Écologie réactionnaire ou écologie libérale ? Macron a fait son choix

macron_president_louvre by French Embassy in the U.S(CC BY-NC 2.0) — French Embassy in the U.S, CC-BY

Plutôt que de brider les initiatives et de remettre l’intégralité de notre programme écologique entre les mains de quelques décideurs politiques, laissons faire les individus et les entrepreneurs pour apporter une solution durable.

Par Frédéric Mas.

À voir le sourire satisfait d’Emmanuel Macron, la République en marche semble avoir presque gagné les élections municipales. Le président de la République a pris le temps, le lendemain des résultats du second tour, de présenter sa réponse aux 150 propositions de la Convention Citoyenne pour le Climat dans le jardin de l’Élysée.

Presque toutes sont adoptées, sauf celles qui se voient trop : pas de réduction de vitesse sur les autoroutes, et les libertés publiques resteront au sommet de la constitution, du moins avant le culte écolo de la planète.

Malaise démocratique

Il y a quelque chose de profondément malaisant dans l’annonce présidentielle : alors qu’Emmanuel Macron est totalement désavoué dans les urnes, le voilà qu’il l’impose via un Comité de « citoyens » à la légitimité douteuse.

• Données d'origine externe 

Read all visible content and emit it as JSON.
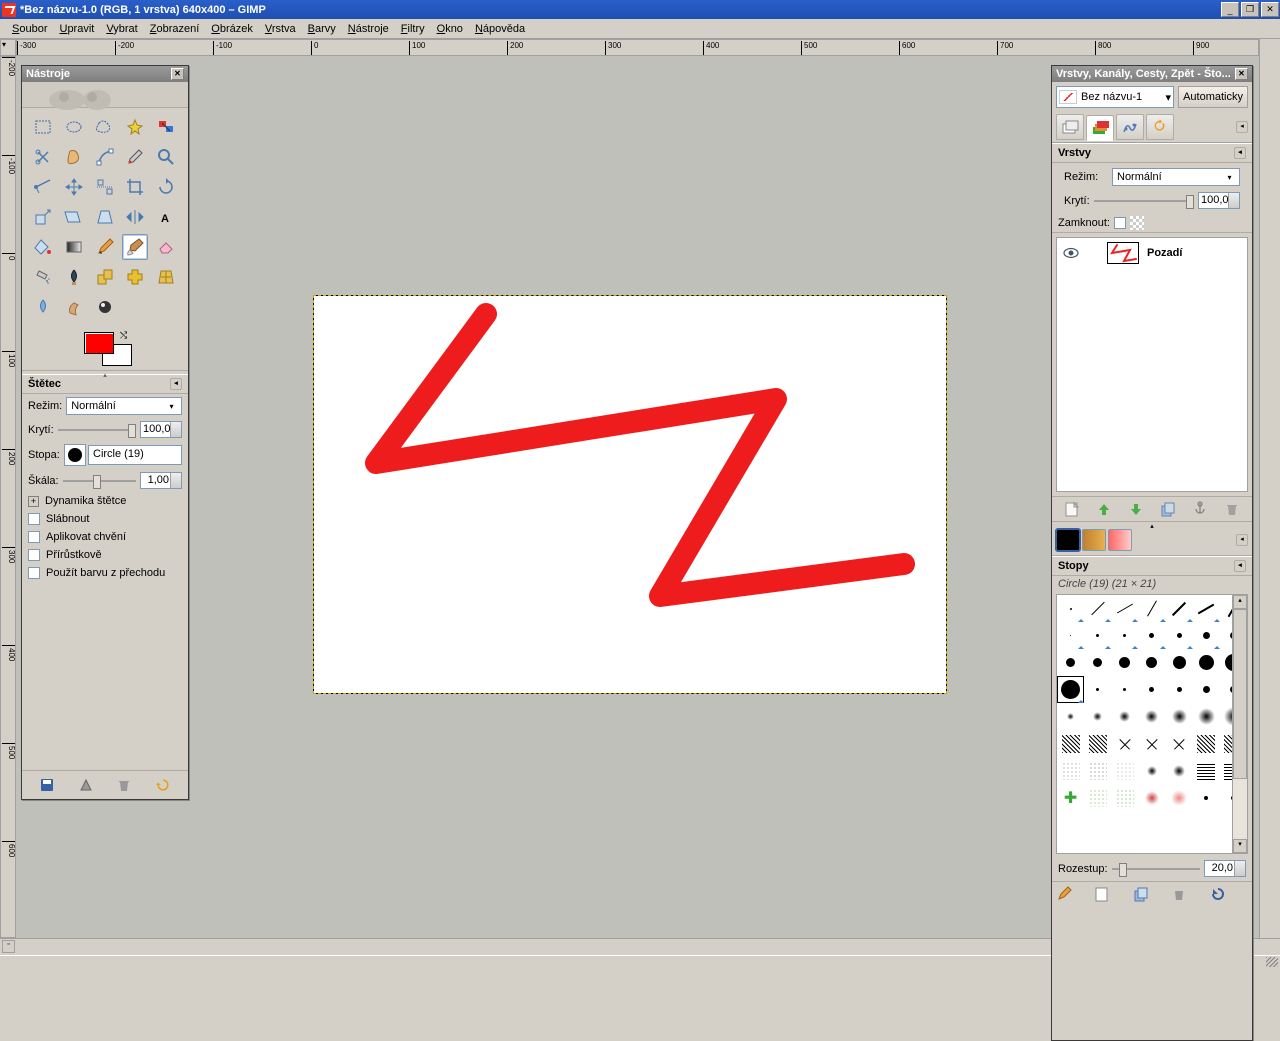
{
  "title": "*Bez názvu-1.0 (RGB, 1 vrstva) 640x400 – GIMP",
  "menu": [
    "Soubor",
    "Upravit",
    "Vybrat",
    "Zobrazení",
    "Obrázek",
    "Vrstva",
    "Barvy",
    "Nástroje",
    "Filtry",
    "Okno",
    "Nápověda"
  ],
  "ruler_marks": [
    "-300",
    "-200",
    "-100",
    "0",
    "100",
    "200",
    "300",
    "400",
    "500",
    "600",
    "700",
    "800",
    "900"
  ],
  "ruler_marks_v": [
    "-200",
    "-100",
    "0",
    "100",
    "200",
    "300",
    "400",
    "500",
    "600"
  ],
  "toolbox": {
    "title": "Nástroje",
    "options_title": "Štětec",
    "mode_label": "Režim:",
    "mode_value": "Normální",
    "opacity_label": "Krytí:",
    "opacity_value": "100,0",
    "brush_label": "Stopa:",
    "brush_value": "Circle (19)",
    "scale_label": "Škála:",
    "scale_value": "1,00",
    "dyn_label": "Dynamika štětce",
    "fade_label": "Slábnout",
    "jitter_label": "Aplikovat chvění",
    "inc_label": "Přírůstkově",
    "grad_label": "Použít barvu z přechodu"
  },
  "rdock": {
    "title": "Vrstvy, Kanály, Cesty, Zpět - Što...",
    "image_name": "Bez názvu-1",
    "auto": "Automaticky",
    "layers_label": "Vrstvy",
    "mode_label": "Režim:",
    "mode_value": "Normální",
    "opacity_label": "Krytí:",
    "opacity_value": "100,0",
    "lock_label": "Zamknout:",
    "layer_name": "Pozadí",
    "brushes_label": "Stopy",
    "brush_info": "Circle (19) (21 × 21)",
    "spacing_label": "Rozestup:",
    "spacing_value": "20,0"
  }
}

Peu importe les moyens, démocratiques ou non, l’exécutif exige l’agenda écologique, avec le souci constant d’en appliquer les mesures les plus radicales et les plus irrationnelles.

On pense au Plan vélo que l’État finance alors que les pouvoirs régaliens manquent de tout, ou à la fermeture catastrophique de Fessenheim qui pénalise une énergie propre et va renforcer notre dépendance énergétique vis-à-vis de nos voisins.

Selon l’Élysée, l’empressement du président à endosser le costume du parfait petit écologiste est un « hasard de calendrier », et n’a rien à voir avec la victoire écologiste dans plusieurs grandes villes de France. Il est permis d’en douter, même si la dimension écologique du macronisme ne date pas d’hier, et de nous interroger sur cette génuflexion de circonstance pour l’idéologie verte qui séduit les centres-villes des grandes métropoles de l’Hexagone.

La minorité écologiste

Les Verts n’ont pas bénéficié d’un « raz-de-marée » comme on le lit trop souvent sous la plume des commentateurs de cette élection. EELV améliore son score et prend quelques grandes villes, mais reste minoritaire. Il s’est révélé comme un faiseur de rois à Paris ou à Lille, mais en aucun cas l’ambition écologique mariant socialisme et décroissance ne domine l’ensemble du spectre politique.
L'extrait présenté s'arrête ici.